Les organisations syndicales de la République des Soviets encouragent de toutes leurs forces et par tous les moyens dont elles disposent la lutte menée par les fédérations ouvrières européennes et américaines pour secouer le joug capitaliste. Nos organisations de classe ont réduit à néant le pouvoir politique de la bourgeoisie et le Joug économique du capital, mais elles n'ont pas agi d'après les méthodes d'un Gompers, d'un Albert Thomas, d'un Legien et autres suppôts de la classe bourgeoise.

Nos organisations politiques n'ont jamais été « neutres » dans la lutte politique menée pour la libération de la classe des travailleurs. Dans notre république, le mouvement syndical a toujours été une partie du puissant courant prolétarien vers le socialisme. Nous considérons notre mouvement syndical comme une partie qui fait un tout seulement lorsqu'elle est unie au mouvement politique du prolétariat. Nos organisations syndicales persistent à croire que cette unité des buts du mouvement politique et économique du prolétariat se manifestera par la création d'un centre international qui prendra la direction de la lutte de classe du prolétariat international.

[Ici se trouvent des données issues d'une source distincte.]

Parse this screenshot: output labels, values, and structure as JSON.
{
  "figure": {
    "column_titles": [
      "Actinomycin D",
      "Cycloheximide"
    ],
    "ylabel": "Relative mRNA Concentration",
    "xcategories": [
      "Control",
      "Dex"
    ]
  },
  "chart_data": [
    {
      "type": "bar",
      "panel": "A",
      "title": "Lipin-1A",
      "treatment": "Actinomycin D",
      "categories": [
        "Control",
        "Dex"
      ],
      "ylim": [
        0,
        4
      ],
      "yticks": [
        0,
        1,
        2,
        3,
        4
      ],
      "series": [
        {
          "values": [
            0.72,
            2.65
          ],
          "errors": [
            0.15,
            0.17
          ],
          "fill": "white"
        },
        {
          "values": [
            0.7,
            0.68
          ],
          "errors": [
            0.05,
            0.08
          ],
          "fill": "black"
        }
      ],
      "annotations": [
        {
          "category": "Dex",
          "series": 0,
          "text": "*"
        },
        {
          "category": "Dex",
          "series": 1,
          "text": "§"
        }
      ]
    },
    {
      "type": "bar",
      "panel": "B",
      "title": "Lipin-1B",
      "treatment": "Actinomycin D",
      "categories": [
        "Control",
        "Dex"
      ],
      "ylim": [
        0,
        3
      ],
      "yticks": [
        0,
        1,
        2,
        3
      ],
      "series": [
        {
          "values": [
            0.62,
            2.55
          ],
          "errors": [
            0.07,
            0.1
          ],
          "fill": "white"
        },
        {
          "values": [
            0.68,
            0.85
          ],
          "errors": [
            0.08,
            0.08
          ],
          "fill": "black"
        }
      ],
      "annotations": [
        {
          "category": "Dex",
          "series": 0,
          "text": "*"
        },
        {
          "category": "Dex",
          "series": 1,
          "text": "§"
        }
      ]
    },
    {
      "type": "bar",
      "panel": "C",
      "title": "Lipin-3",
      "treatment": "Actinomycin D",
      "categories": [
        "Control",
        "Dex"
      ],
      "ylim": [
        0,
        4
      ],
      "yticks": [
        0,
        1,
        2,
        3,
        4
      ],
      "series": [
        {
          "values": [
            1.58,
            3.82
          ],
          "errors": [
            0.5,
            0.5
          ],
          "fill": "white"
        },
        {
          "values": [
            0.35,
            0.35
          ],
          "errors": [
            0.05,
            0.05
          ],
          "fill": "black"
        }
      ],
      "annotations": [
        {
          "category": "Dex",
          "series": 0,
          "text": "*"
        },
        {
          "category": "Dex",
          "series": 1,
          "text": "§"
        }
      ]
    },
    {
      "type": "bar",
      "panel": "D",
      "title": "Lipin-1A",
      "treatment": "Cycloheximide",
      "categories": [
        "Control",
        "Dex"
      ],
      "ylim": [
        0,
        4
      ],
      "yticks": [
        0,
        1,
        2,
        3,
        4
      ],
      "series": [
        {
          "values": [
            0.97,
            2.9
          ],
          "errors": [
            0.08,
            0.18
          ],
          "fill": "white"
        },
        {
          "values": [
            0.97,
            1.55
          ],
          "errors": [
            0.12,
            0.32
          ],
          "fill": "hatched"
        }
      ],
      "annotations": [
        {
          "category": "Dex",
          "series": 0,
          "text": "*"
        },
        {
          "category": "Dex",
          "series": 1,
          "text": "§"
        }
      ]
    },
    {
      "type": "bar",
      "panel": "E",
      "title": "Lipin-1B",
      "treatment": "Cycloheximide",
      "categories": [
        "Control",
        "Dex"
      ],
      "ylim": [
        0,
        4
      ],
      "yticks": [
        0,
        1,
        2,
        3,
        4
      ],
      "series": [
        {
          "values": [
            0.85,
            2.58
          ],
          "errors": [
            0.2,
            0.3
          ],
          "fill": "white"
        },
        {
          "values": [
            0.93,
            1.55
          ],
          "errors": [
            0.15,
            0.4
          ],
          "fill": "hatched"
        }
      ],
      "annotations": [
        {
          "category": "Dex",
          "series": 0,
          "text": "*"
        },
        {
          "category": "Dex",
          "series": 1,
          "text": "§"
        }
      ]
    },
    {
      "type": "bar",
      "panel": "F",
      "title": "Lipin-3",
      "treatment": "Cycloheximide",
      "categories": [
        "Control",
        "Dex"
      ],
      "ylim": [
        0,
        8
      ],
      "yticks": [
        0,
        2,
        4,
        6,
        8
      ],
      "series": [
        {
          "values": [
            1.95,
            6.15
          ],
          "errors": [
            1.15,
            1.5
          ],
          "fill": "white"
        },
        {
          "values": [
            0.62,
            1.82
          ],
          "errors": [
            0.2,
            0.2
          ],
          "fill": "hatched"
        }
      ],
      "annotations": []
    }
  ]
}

Nous ne sommes pas des novateurs. La première Internationale prolétarienne, créée par Karl Marx, était dans son temps un tel centre pour l'unification de la lutte de classes sous toutes ses formes. Nous voulons suivre ce sage exemple. Aussi, nous parviendrons à réaliser une unité désirable dans la tactique avec le maximum de succès.

Dans les temps nouveaux dont l'horizon s'ouvre devant nous, les organisations internationales de la classe ouvrière ne doivent point être des bureaux de statistiques ou des bureaux pour l'expédition et la propagation des journaux imprimés en trois langues ; elles doivent prendre la direction du mouvement et de la lutte que mène la classe des travailleurs. C'est dans ces conditions qu'elles seront vraiment des organisations internationales, c'est par ces méthodes que la victoire de la classe ouvrière et sa libération du joug capitaliste seront possibles.

Notes

1 Matvey Skobelev (1885-1938), membre du POSDR depuis 1903, partisan de Trotsky puis menchevik, un des dirigeants du soviet de Petrograd à sa formation en février 1917, membre du gouvernement provisoire de mai à septembre. Puis il émigre mais revient en Russie au moment de la NEP, et rejoint le parti bolchevik en 1922. Serviteur du régime stalinien, il sera néanmoins victime des grandes purges.

2 Nikolai Avksentiev (1878-1943), membre du Parti Socialiste-Révolutionnaire, ministre de l'intérieur du Gouvernement Provisoire.